Europe has been the least interesting of the spaces overnight, with the euro edging higher on cross driven activity, specifically EURCHF movement.  Comments from SNB President Jordan in an interview indicated that the idea of raising the current EURCHF floor to 1.25, or implementing negative interest rates have both been under discussion.  When the market saw this hit the tape, the CHF fell against both the euro and the dollar, and that seems to be the catalyst for the modest EUR strength.

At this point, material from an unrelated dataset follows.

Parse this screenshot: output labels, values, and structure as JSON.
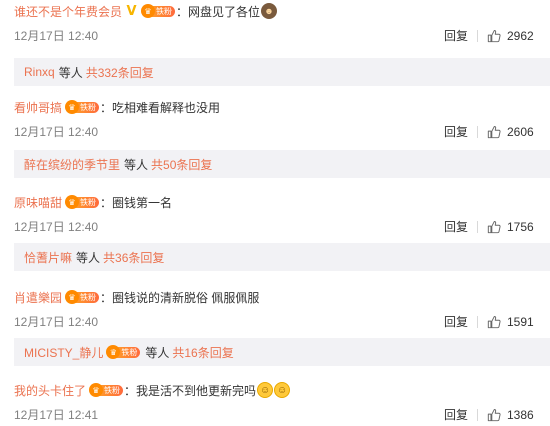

In the US, we had comments from Bill Dudley overnight, saying that the Fed would need to see the data for at least another 3 to 4 months before deciding if the economy has been able to weather the sequestration spending cuts and the Fed can reconsider monetary policy.  There was certainly no indication that he was ready to stop the QE party at this point.  And later today Chairman Bernanke testifies before Congress on monetary policy, so it will be a perfect opportunity to clarify the Fed’s current thinking on the timing of any exit from QE.  I maintain that they will buy $85 billion/month for the rest of the year, but if we do see better US data, I may need to rethink that process.

We also get Existing Home Sales in the US this morning, with the market looking for 4.99M as the print, up about 1.4% from last month.  However, I don’t believe the dollar will react to this number unless it is a big outlier.

The most notable emerging market of late has been South Africa, where the ZAR has traded to its weakest point in more than 4 years, above 9.60.  A combination of labor unrest and falling prices for gold and platinum seem to be the catalysts.  The ratings agencies have put the country on negative watch, although with a current rating of Baa1, it remains well into investment grade territory.  The reason the Rand hasn’t fallen further is because 10yr yields are about 6.40%, which are awfully attractive in the current bond universe.  So while there is fear over further ZAR weakness, there are still yield hungry investors willing to take the risk in order to earn that yield.  Interestingly, as we open this morning, more emerging currencies are stronger vs. the dollar than weaker, although the movements remain quite small.  Given the dollar’s strength against the majors, this is a bit surprising.  But given the vagaries of daily fluctuations, it is certainly not unprecedented.

Overall, unless the Chairman says something about adding to QE or otherwise quite dovish, I expect the dollar to hold its own all day.